Force Carbonating Beer
A huge advantage of kegging your homebrew is the ability to “force carbonate” rather than priming. By force carbonating, you can have your beer fully carbonated in hours rather than weeks. Even if you choose to use the slower method of force carbonating that I’ll explain below, it only takes a few days. You’ve already had to wait weeks for your beer to ferment and clear, so being able to enjoy it a bit sooner is a great thing in my book.
Isn’t “Natural Carbonation” Better?
It is a common belief among home brewers that carbonating their beer naturally is better than force carbonation. In reality, CO2 is CO2, it doesn’t change the flavor or mouthfeel of the beer whatsoever. When bottling beer, there may be one small advantage of priming over force carbonating, and that’s in the ability of the yeast to use up some of the oxygen that may be in the bottle. For beers intended for long-term aging like barley wine, I will often prime for that reason.

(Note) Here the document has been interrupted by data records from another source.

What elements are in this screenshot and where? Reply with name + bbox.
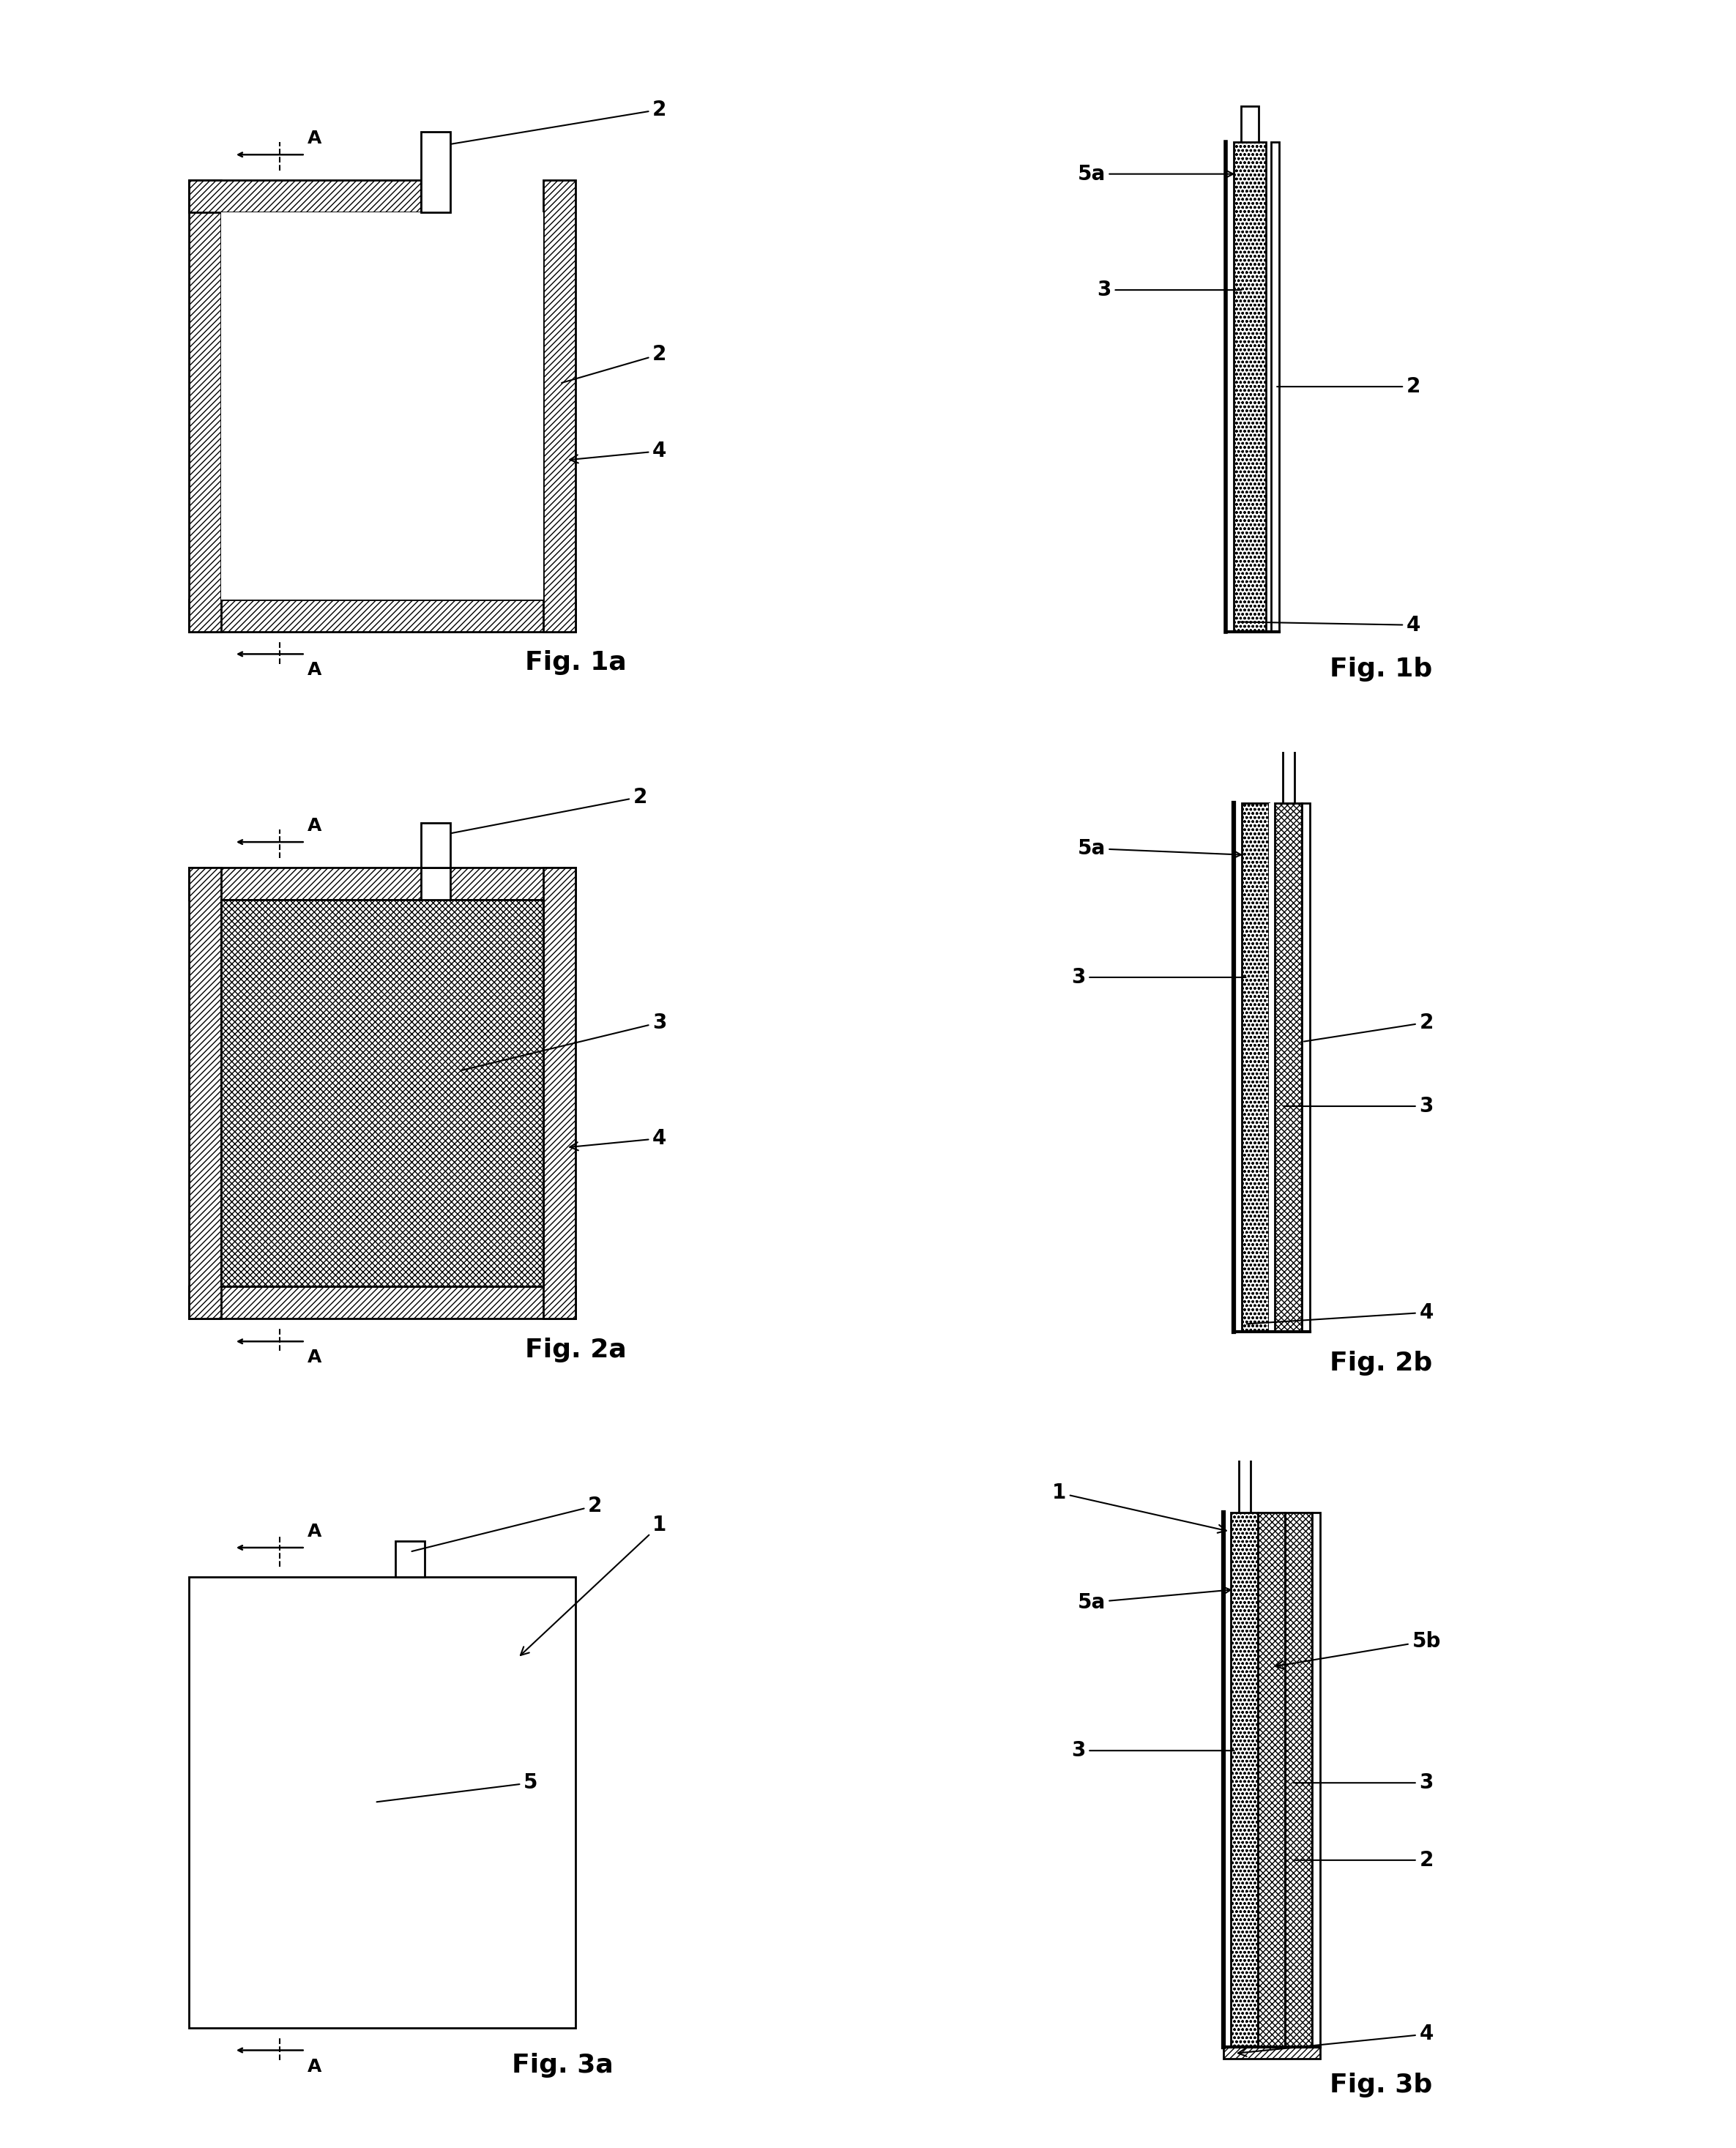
Bar — [1283, 745, 1295, 803]
Text: A: A — [307, 662, 321, 679]
Text: 5: 5 — [377, 1772, 538, 1802]
Text: 2: 2 — [1293, 1849, 1434, 1871]
Text: 4: 4 — [1240, 614, 1420, 636]
Text: Fig. 3b: Fig. 3b — [1330, 2073, 1432, 2096]
Bar — [1231, 1512, 1259, 2047]
Text: 4: 4 — [1246, 1302, 1434, 1323]
Bar — [189, 1577, 576, 2028]
Text: 4: 4 — [569, 1128, 667, 1151]
Bar — [1241, 105, 1259, 142]
Text: 3: 3 — [1071, 967, 1246, 988]
Bar — [189, 868, 220, 1319]
Text: Fig. 1a: Fig. 1a — [524, 651, 627, 674]
Text: 2: 2 — [562, 344, 667, 382]
Bar — [220, 213, 543, 599]
Bar — [189, 180, 220, 632]
Bar — [396, 1542, 424, 1577]
Text: 5b: 5b — [1276, 1630, 1441, 1669]
Bar — [1269, 803, 1274, 1332]
Bar — [1259, 1512, 1285, 2047]
Text: 2: 2 — [411, 1495, 602, 1551]
Bar — [1285, 1512, 1312, 2047]
Text: A: A — [307, 816, 321, 836]
Bar — [1312, 1512, 1319, 2047]
Bar — [1271, 142, 1279, 632]
Text: 4: 4 — [1238, 2023, 1434, 2056]
Text: 5a: 5a — [1078, 163, 1233, 185]
Bar — [189, 1287, 576, 1319]
Text: 2: 2 — [1304, 1012, 1434, 1042]
Bar — [543, 180, 576, 632]
Bar — [422, 131, 450, 213]
Bar — [422, 823, 450, 868]
Text: 5a: 5a — [1078, 1587, 1231, 1613]
Bar — [422, 868, 450, 900]
Text: 3: 3 — [1293, 1772, 1434, 1794]
Bar — [1240, 1448, 1250, 1512]
Text: A: A — [307, 129, 321, 148]
Text: 3: 3 — [462, 1012, 667, 1070]
Text: 3: 3 — [1071, 1740, 1234, 1761]
Text: 4: 4 — [569, 440, 667, 464]
Text: Fig. 3a: Fig. 3a — [512, 2053, 615, 2077]
Text: 3: 3 — [1283, 1095, 1434, 1117]
Bar — [189, 599, 576, 632]
Text: 1: 1 — [521, 1514, 667, 1656]
Text: 2: 2 — [437, 786, 648, 836]
Text: 3: 3 — [1097, 279, 1241, 301]
Bar — [543, 868, 576, 1319]
Bar — [189, 180, 422, 213]
Text: 1: 1 — [1052, 1482, 1226, 1534]
Bar — [220, 900, 543, 1287]
Text: Fig. 1b: Fig. 1b — [1330, 657, 1432, 681]
Bar — [1274, 803, 1302, 1332]
Bar — [1302, 803, 1309, 1332]
Bar — [189, 868, 576, 900]
Text: A: A — [307, 1523, 321, 1540]
Bar — [1234, 142, 1266, 632]
Text: A: A — [307, 1349, 321, 1366]
Text: 2: 2 — [437, 99, 667, 146]
Text: A: A — [307, 2058, 321, 2075]
Text: 5a: 5a — [1078, 838, 1241, 859]
Text: Fig. 2b: Fig. 2b — [1330, 1351, 1432, 1375]
Text: 2: 2 — [1278, 376, 1420, 397]
Bar — [1241, 803, 1269, 1332]
Text: Fig. 2a: Fig. 2a — [524, 1338, 627, 1362]
Bar — [1224, 2047, 1319, 2058]
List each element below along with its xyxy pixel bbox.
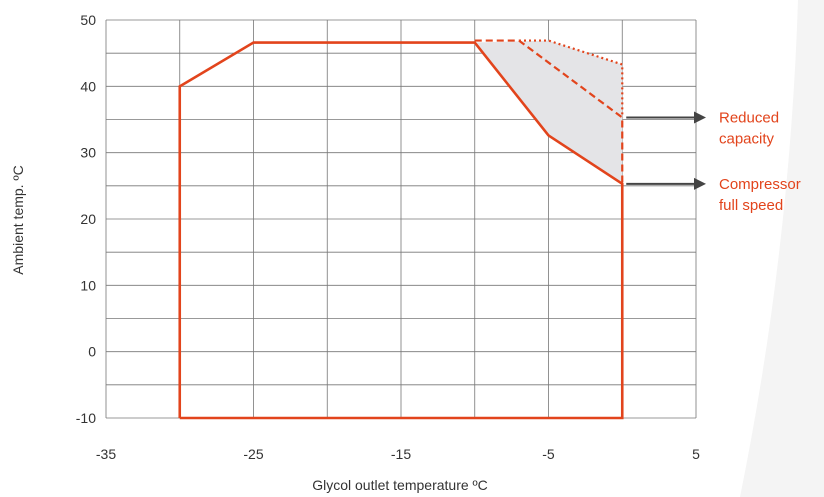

There’s also CAMRA — the Campaign for Real Ale — who insists that CO2 from a tank should never come into contact with a quality beer. “Real Ale” is defined by the organization as ale that is naturally carbonated and dispensed by gravity or hand pump (bottle conditioned beer meets this definition, too), never CO2 pressure. My opinion is that this is primarily a traditionalist stance, however if this is your belief, “natural carbonation” is always an option and you are welcome to continue to do so, even when using Corny kegs.
How To Force Carbonate
If you’ve decided to force carbonate your beer, there are two methods people commonly follow: the quick method and the slow method. The slow method, which I use most often, is simplest: chill the beer, apply the proper pressure, and wait a couple-3 days. The correct pressure depends on the number of volumes of CO2 you want in your beer. For most styles, about 2.3-2.5 volumes works well. If you chill your beer to 33 degrees Fahrenheit and apply a pressure of 7 psi, it will carbonate to 2.4 volumes in a couple days. At 40 degrees, raise the pressure to 12 psi. You can speed the process up a little by shaking the keg whenever you think about it.
The quick method can carbonate your beer in minutes, but it will take a few hours before it’s ready to pour without excessive foaming. This method is perfect when you’re having a party and your beer is not yet carbonated. It can be used any time, really, but you may notice larger bubbles initially using this method. After a week or so, you won’t see any difference. That’s the main reason I usually use the slower method unless I am in a hurry.
To use the quick method, get your beer as cold as possible. Apply about 20 psi, lie the keg on its side, and roll it back and forth for about 5 minutes. You’ll hear the CO2 flowing into the beer while you’re doing this. Turn the pressure down to 7 psi, wait a minute, release excess pressure from the keg, and repeat the rolling process until you no longer hear CO2 flowing. When you no longer hear CO2 flowing, you are done. Put the keg back into the refrigerator and wait a few hours then pour yourself a glass.
The Improved Quick Carbonation Method
There is an alternative method that is quick, but with better results than the rolling method above; it does, however, require additional hardware. Homebrew stores carry “carbonation stones” that do a great job of speeding up the carbonation process. These are basically a section of stainless steel rod with thousands of tiny pores in them. These pores create very tiny bubbles that dissolve quickly in the beer, allowing it to carbonate in a very short time. To use, you connect the carbonation stone to the gas-in tube of your keg, submerge it in the beer, and apply about 2-3 psi of pressure. About every 5-10 minutes, raise the pressure by 2 psi, until you get to the correct carbonation pressure for your beer (12 psi at 40 degrees Fahrenheit). Once there, and the CO2 stops flowing (again you’ll be able to hear it), it’s fully carbonated. As always, your homebrew will be better after a few days to a few weeks, but you can serve it the same day if you’re in a rush. It is ok to leave the carbonation stone connected while serving, though doing so means you won’t be able to use it to carbonate another keg.
Force carbonating is easy, quick, and provides you with sediment-free beer. Just as with bottled beer, patience is rewarded, but it’s great to have the option to serve beer the same day it’s kegged if necessary. Try it out, and I’ll bet you’ll do it from now on for all but a few special brews intended for long-term aging. The convenience really is hard to beat. Cheers!